Ce fut la première fois que Lee m'adressa la parole. Si des détails de la journée demeurent flous, si j'en ai peut-être inventés certains a posteriori, celui-là est véridique. « Tu es avec eux, pas vrai ? » J'en suis certaine. Ce sont ces mots que Lee a articulés, sur ce ton froid et sérieux qui ne lui ressemble pas. Il jouait son personnage jusque dans les détails : je ne connaissais pas sa supercherie, j'y tombai comme dans un abîme.
Je n'insiste cependant sans doute pas assez sur l'étonnement qu'a produit sa voix sur moi. À voir la capacité, le professionnalisme de son dæmon, à neutraliser le mien, je n'avais imaginé qu'un adulte. Pour confirmer ma théorie, le serpent n'avait en plus pas changé de forme pendant le temps de l'affrontement – instants ? secondes ? minutes interminables ? Le fait était que je ne supposai pas un seul instant que mon tortionnaire pourrait avoir mon âge. Le premier instant de surprise passé, j'en arrivai rapidement à la conclusion que malgré ma position de faiblesse, il n'existerait pas un déséquilibre des forces trop grand entre nous. Si j'arrivais à retourner la situation en ma faveur, il me resterait une chance de l'emporter et de lui faire, à lui aussi, mordre la poussière. Je devais bien ça à Geronimo.
Cette stratégie commençait d'abord par montrer à cet énergumène que je n'étais pas intimidée par ses méthodes éthiquement contestables. Je passai outre la présence de l'arme sur ma tempe, essuyai d'un geste rageur les larmes qui collaient le sable sur mes joues, renvoyai mes mèches folles derrière mes épaules, puis, comme une princesse déchue mais fière, redressai le regard vers lui.
Ce fut, donc, la première fois que je vis Lee Scoresby. J'ai beaucoup repensé à ce premier regard par la suite, à essayer d'y discerner l'étincelle d'une grande amitié, la braise d'un amour naissant, le n'importe quoi qui m'aurait fait percevoir, déjà, que nos destins seraient liés pour l'éternité. J'aurais senti comme une main se refermer sur mon cœur pour m'inciter à la clémence, une lumière clignotante dans mon esprit, un nœud quelque part à l'estomac. Il serait beau de réinventer ses souvenirs, de les inscrire dans la lignée de notre existence. Ici, il n'y aurait rien de plus faux.

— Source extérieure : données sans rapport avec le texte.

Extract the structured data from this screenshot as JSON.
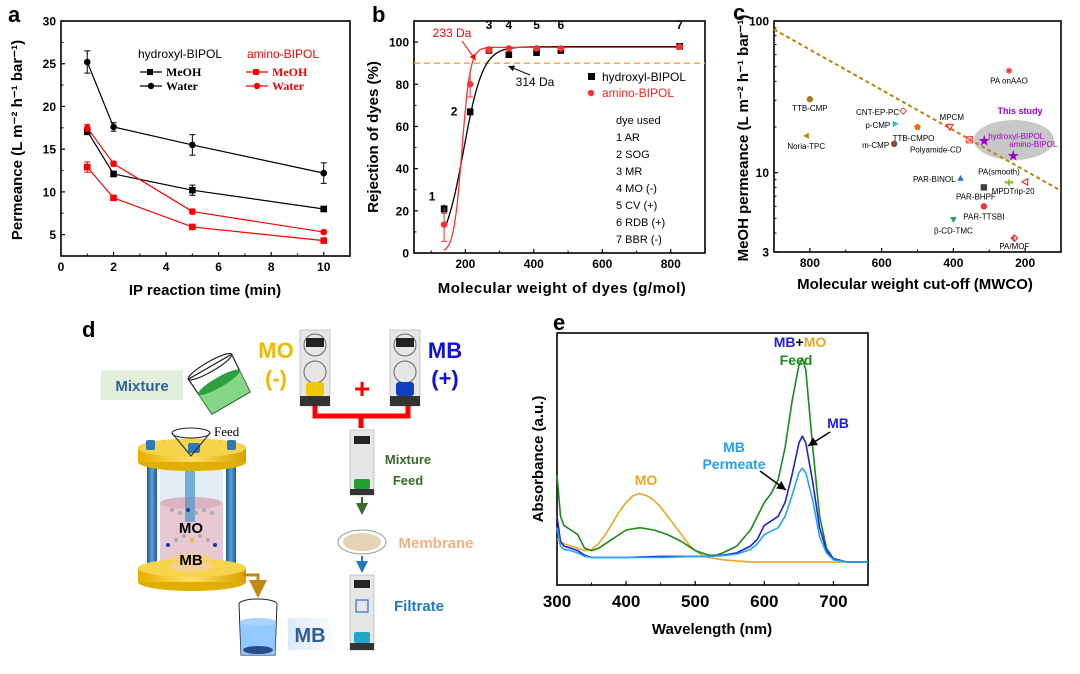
{
  "figure": {
    "panels": [
      "a",
      "b",
      "c",
      "d",
      "e"
    ]
  },
  "chart_data": [
    {
      "id": "a",
      "type": "line",
      "title": "",
      "xlabel": "IP reaction time (min)",
      "ylabel": "Permeance (L m⁻² h⁻¹ bar⁻¹)",
      "xlim": [
        0,
        11
      ],
      "ylim": [
        2.5,
        30
      ],
      "xticks": [
        0,
        2,
        4,
        6,
        8,
        10
      ],
      "yticks": [
        5,
        10,
        15,
        20,
        25,
        30
      ],
      "grid": false,
      "legend": {
        "placement": "top-right",
        "groups": [
          {
            "title": "hydroxyl-BIPOL",
            "color": "#000000",
            "entries": [
              "MeOH",
              "Water"
            ]
          },
          {
            "title": "amino-BIPOL",
            "color": "#ff0000",
            "entries": [
              "MeOH",
              "Water"
            ]
          }
        ]
      },
      "x": [
        1,
        2,
        5,
        10
      ],
      "series": [
        {
          "name": "hydroxyl-BIPOL MeOH",
          "color": "#000000",
          "marker": "square",
          "values": [
            17.1,
            12.1,
            10.2,
            8.0
          ],
          "errors": [
            0.4,
            0.3,
            0.6,
            0.3
          ]
        },
        {
          "name": "hydroxyl-BIPOL Water",
          "color": "#000000",
          "marker": "circle",
          "values": [
            25.2,
            17.6,
            15.5,
            12.2
          ],
          "errors": [
            1.3,
            0.5,
            1.2,
            1.2
          ]
        },
        {
          "name": "amino-BIPOL MeOH",
          "color": "#ff0000",
          "marker": "square",
          "values": [
            12.9,
            9.3,
            5.9,
            4.3
          ],
          "errors": [
            0.6,
            0.2,
            0.2,
            0.2
          ]
        },
        {
          "name": "amino-BIPOL Water",
          "color": "#ff0000",
          "marker": "circle",
          "values": [
            17.5,
            13.3,
            7.7,
            5.3
          ],
          "errors": [
            0.4,
            0.3,
            0.3,
            0.2
          ]
        }
      ]
    },
    {
      "id": "b",
      "type": "scatter",
      "title": "",
      "xlabel": "Molecular weight of dyes (g/mol)",
      "ylabel": "Rejection of dyes (%)",
      "xlim": [
        50,
        900
      ],
      "ylim": [
        0,
        110
      ],
      "xticks": [
        200,
        400,
        600,
        800
      ],
      "yticks": [
        0,
        20,
        40,
        60,
        80,
        100
      ],
      "grid": false,
      "legend": {
        "placement": "right",
        "entries": [
          "hydroxyl-BIPOL",
          "amino-BIPOL"
        ]
      },
      "threshold": {
        "value": 90,
        "color": "#f0a040",
        "style": "dashed"
      },
      "annotations": [
        {
          "text": "233 Da",
          "color": "#ff0000",
          "x": 233,
          "y": 90
        },
        {
          "text": "314 Da",
          "color": "#000000",
          "x": 314,
          "y": 90
        }
      ],
      "point_labels": [
        "1",
        "2",
        "3",
        "4",
        "5",
        "6",
        "7"
      ],
      "x": [
        138,
        214,
        269,
        327,
        408,
        479,
        826
      ],
      "series": [
        {
          "name": "hydroxyl-BIPOL",
          "color": "#000000",
          "marker": "square",
          "values": [
            21,
            67,
            96,
            94,
            95,
            96,
            98
          ],
          "errors": [
            2,
            1.5,
            1,
            1,
            0.5,
            0.5,
            0.5
          ]
        },
        {
          "name": "amino-BIPOL",
          "color": "#ff3030",
          "marker": "circle",
          "values": [
            13.5,
            80,
            96.5,
            97,
            97,
            97,
            97.8
          ],
          "errors": [
            8,
            6,
            1.5,
            0.5,
            0.5,
            0.5,
            0.5
          ]
        }
      ],
      "dye_list": {
        "title": "dye used",
        "items": [
          "1 AR",
          "2 SOG",
          "3 MR",
          "4 MO (-)",
          "5 CV (+)",
          "6 RDB (+)",
          "7 BBR (-)"
        ]
      }
    },
    {
      "id": "c",
      "type": "scatter",
      "title": "",
      "xlabel": "Molecular weight cut-off (MWCO)",
      "ylabel": "MeOH permeance (L m⁻² h⁻¹ bar⁻¹)",
      "xlim": [
        900,
        100
      ],
      "ylim": [
        3,
        100
      ],
      "yscale": "log",
      "xticks": [
        800,
        600,
        400,
        200
      ],
      "yticks": [
        3,
        10,
        100
      ],
      "grid": false,
      "trend_line": {
        "from": [
          900,
          88
        ],
        "to": [
          100,
          7.6
        ],
        "color": "#b8860b",
        "style": "dashed"
      },
      "highlight": {
        "label": "This study",
        "color": "#c0c0c0",
        "label_color": "#9900cc"
      },
      "points": [
        {
          "label": "PA onAAO",
          "x": 245,
          "y": 47,
          "color": "#ff3030",
          "marker": "asterisk"
        },
        {
          "label": "TTB-CMP",
          "x": 800,
          "y": 30.5,
          "color": "#a08020",
          "marker": "circle"
        },
        {
          "label": "CNT-EP-PC",
          "x": 540,
          "y": 25.5,
          "color": "#ff6060",
          "marker": "diamond-open"
        },
        {
          "label": "p-CMP",
          "x": 562,
          "y": 21,
          "color": "#20c0c0",
          "marker": "triangle-right"
        },
        {
          "label": "TTB-CMPO",
          "x": 500,
          "y": 20,
          "color": "#ff6a00",
          "marker": "pentagon"
        },
        {
          "label": "MPCM",
          "x": 410,
          "y": 20,
          "color": "#ff3030",
          "marker": "triangle-down-open"
        },
        {
          "label": "Noria-TPC",
          "x": 810,
          "y": 17.5,
          "color": "#c08a00",
          "marker": "triangle-left"
        },
        {
          "label": "m-CMP",
          "x": 565,
          "y": 15.5,
          "color": "#805040",
          "marker": "circle"
        },
        {
          "label": "Polyamide-CD",
          "x": 355,
          "y": 16.5,
          "color": "#ff5050",
          "marker": "cross-box"
        },
        {
          "label": "hydroxyl-BIPOL",
          "x": 314,
          "y": 16.2,
          "color": "#9900cc",
          "marker": "star",
          "this_study": true
        },
        {
          "label": "amino-BIPOL",
          "x": 233,
          "y": 12.9,
          "color": "#9900cc",
          "marker": "star",
          "this_study": true
        },
        {
          "label": "PAR-BINOL",
          "x": 380,
          "y": 9.2,
          "color": "#2070d0",
          "marker": "triangle-up"
        },
        {
          "label": "PA(smooth)",
          "x": 245,
          "y": 8.6,
          "color": "#80c020",
          "marker": "cactus"
        },
        {
          "label": "MPDTrip-20",
          "x": 200,
          "y": 8.7,
          "color": "#ff3030",
          "marker": "triangle-left-open"
        },
        {
          "label": "PAR-BHPF",
          "x": 315,
          "y": 8.0,
          "color": "#404040",
          "marker": "square"
        },
        {
          "label": "PAR-TTSBI",
          "x": 315,
          "y": 6.0,
          "color": "#ff3030",
          "marker": "circle"
        },
        {
          "label": "β-CD-TMC",
          "x": 400,
          "y": 4.9,
          "color": "#20a050",
          "marker": "triangle-down"
        },
        {
          "label": "PA/MOF",
          "x": 230,
          "y": 3.7,
          "color": "#ff3030",
          "marker": "diamond-half"
        }
      ]
    },
    {
      "id": "e",
      "type": "line",
      "title": "",
      "xlabel": "Wavelength (nm)",
      "ylabel": "Absorbance (a.u.)",
      "xlim": [
        300,
        750
      ],
      "ylim": [
        -0.1,
        1.0
      ],
      "xticks": [
        300,
        400,
        500,
        600,
        700
      ],
      "yticks": [],
      "grid": false,
      "annotations": [
        {
          "text": "MO",
          "color": "#e8a820"
        },
        {
          "text": "MB",
          "color": "#2020e0"
        },
        {
          "text": "MB Permeate",
          "color": "#20a0f0"
        },
        {
          "text": "MB+MO Feed",
          "color": "#1a8a1a"
        }
      ],
      "series": [
        {
          "name": "MO",
          "color": "#e8a820",
          "x": [
            300,
            310,
            320,
            330,
            340,
            350,
            360,
            370,
            380,
            390,
            400,
            410,
            420,
            430,
            440,
            450,
            460,
            470,
            480,
            490,
            500,
            510,
            520,
            530,
            540,
            560,
            580,
            600,
            650,
            700,
            750
          ],
          "values": [
            0.1,
            0.08,
            0.07,
            0.06,
            0.05,
            0.055,
            0.08,
            0.12,
            0.17,
            0.22,
            0.26,
            0.29,
            0.3,
            0.29,
            0.27,
            0.24,
            0.2,
            0.16,
            0.12,
            0.08,
            0.05,
            0.03,
            0.02,
            0.015,
            0.01,
            0.005,
            0.0,
            0.0,
            0.0,
            0.0,
            0.0
          ]
        },
        {
          "name": "MB+MO Feed",
          "color": "#1a8a1a",
          "x": [
            300,
            305,
            310,
            320,
            330,
            340,
            350,
            360,
            380,
            400,
            420,
            440,
            460,
            480,
            500,
            520,
            530,
            540,
            560,
            580,
            600,
            610,
            620,
            630,
            640,
            650,
            655,
            660,
            670,
            680,
            690,
            700,
            720,
            750
          ],
          "values": [
            0.38,
            0.2,
            0.16,
            0.14,
            0.12,
            0.06,
            0.05,
            0.06,
            0.1,
            0.14,
            0.15,
            0.14,
            0.12,
            0.09,
            0.05,
            0.03,
            0.03,
            0.04,
            0.07,
            0.14,
            0.26,
            0.3,
            0.36,
            0.5,
            0.7,
            0.86,
            0.89,
            0.84,
            0.5,
            0.2,
            0.06,
            0.015,
            0.0,
            0.0
          ]
        },
        {
          "name": "MB",
          "color": "#2020e0",
          "x": [
            300,
            305,
            310,
            320,
            330,
            340,
            350,
            400,
            450,
            500,
            520,
            540,
            560,
            580,
            590,
            600,
            610,
            620,
            630,
            640,
            650,
            655,
            660,
            670,
            680,
            690,
            700,
            720,
            750
          ],
          "values": [
            0.2,
            0.09,
            0.07,
            0.06,
            0.05,
            0.03,
            0.02,
            0.02,
            0.025,
            0.025,
            0.025,
            0.03,
            0.04,
            0.07,
            0.1,
            0.16,
            0.18,
            0.2,
            0.26,
            0.38,
            0.52,
            0.55,
            0.52,
            0.35,
            0.15,
            0.05,
            0.015,
            0.0,
            0.0
          ]
        },
        {
          "name": "MB Permeate",
          "color": "#20a8f0",
          "x": [
            300,
            305,
            310,
            320,
            330,
            340,
            350,
            400,
            450,
            500,
            520,
            540,
            560,
            580,
            590,
            600,
            610,
            620,
            630,
            640,
            650,
            655,
            660,
            670,
            680,
            690,
            700,
            720,
            750
          ],
          "values": [
            0.15,
            0.07,
            0.055,
            0.05,
            0.04,
            0.025,
            0.02,
            0.02,
            0.02,
            0.025,
            0.025,
            0.028,
            0.035,
            0.055,
            0.08,
            0.12,
            0.135,
            0.15,
            0.2,
            0.29,
            0.39,
            0.41,
            0.39,
            0.27,
            0.11,
            0.04,
            0.01,
            0.0,
            0.0
          ]
        }
      ]
    }
  ],
  "panel_a": {
    "legend_title_hydroxyl": "hydroxyl-BIPOL",
    "legend_title_amino": "amino-BIPOL",
    "legend_meoh": "MeOH",
    "legend_water": "Water"
  },
  "panel_b": {
    "legend_hydroxyl": "hydroxyl-BIPOL",
    "legend_amino": "amino-BIPOL"
  },
  "panel_c": {
    "this_study": "This study"
  },
  "panel_d": {
    "mo_label": "MO",
    "mo_charge": "(-)",
    "mb_label": "MB",
    "mb_charge": "(+)",
    "plus_sign": "+",
    "mixture_label": "Mixture",
    "feed_label": "Feed",
    "mixture_feed_line1": "Mixture",
    "mixture_feed_line2": "Feed",
    "membrane_label": "Membrane",
    "filtrate_label": "Filtrate",
    "cell_mo": "MO",
    "cell_mb": "MB",
    "beaker_mb": "MB",
    "colors": {
      "mo": "#f5b800",
      "mb": "#1010e0",
      "mixture": "#3a6a2a",
      "membrane": "#f4b183",
      "filtrate": "#1f78c8",
      "cell_gold": "#f2c21a",
      "rod_blue": "#2f79b8"
    }
  },
  "panel_e": {
    "label_mo": "MO",
    "label_mb": "MB",
    "label_mb_perm1": "MB",
    "label_mb_perm2": "Permeate",
    "label_feed_mb": "MB",
    "label_feed_plus": "+",
    "label_feed_mo": "MO",
    "label_feed": "Feed"
  }
}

Maintenant que tout est fini, je comprends qu'il n'y eut ni étincelle, ni braise, ni n'importe quoi – il y eut seulement de la haine. J'avais tenté de mettre toute la foudre du ciel dans mon regard, pour bien lui faire comprendre que je n'étais pas de nature à me laisser faire et qu'il allait regretter d'avoir fait souffrir Geronimo. Étrangement, au fond, j'étais sereine. J'avais le souffle court, mais la migraine avait cessé. J'étais, à nouveau, prête à me battre.
Or j'étais tellement occupée à le fusiller du regard que j'en oubliai presque que sa condition ne valait guère mieux que la mienne. Après tout, son dæmon à lui aussi s'était battu férocement contre le mien, et s'il n'avait pas subi l'effet de surprise, il conservait forcément des séquelles de cet affrontement. Cette pensée fragilisa ma concentration, perça l'orage, et d'un coup, je regardai Lee Scoresby au lieu de le haïr. Je rencontrai d'abord ses yeux bleus, clairs et vifs, où perçait néanmoins une étincelle de méfiance – et de peur, même si je me demandais bien ce qu'il pouvait craindre d'une brindille comme moi. Sa peau légèrement hâlée reflétait le soleil, la transpiration plaquait ses cheveux bruns contre son front, et je devinai qu'il devait cavaler dehors depuis plus longtemps que moi. Surtout, je fus frappée de constater l'ecchymose qui bariolait sa pommette gauche, lui donnant l'air d'un aventurier téméraire.
— Tu es de leur camp, hein ? répéta-t-il, suspicieux, moins assuré – sa main tremblait, je sentais la bouche du pistolet frotter contre ma tempe.
Il avait beau essayer de le cacher, il était aussi essoufflé que moi. Geronimo avait dû se battre comme un lion, pour l'épuiser ainsi. C'était maintenant à mon tour de briller, non par mon courage, mais par mon sens de la négociation. Cependant, j'avais beau réfléchir, j'avais beau explorer ses phrases comme des limbes perdues, le sens du « eux » m'échappait, obstinément. Comment répondre à une interrogation que l'on ne comprend pas ? J'aurais été prête à sacrifier ma dignité, à avouer mon ignorance pour nous tirer de ce mauvais pas, mais je savais que Geronimo ne me pardonnerait jamais d'éclipser son acte de bravoure.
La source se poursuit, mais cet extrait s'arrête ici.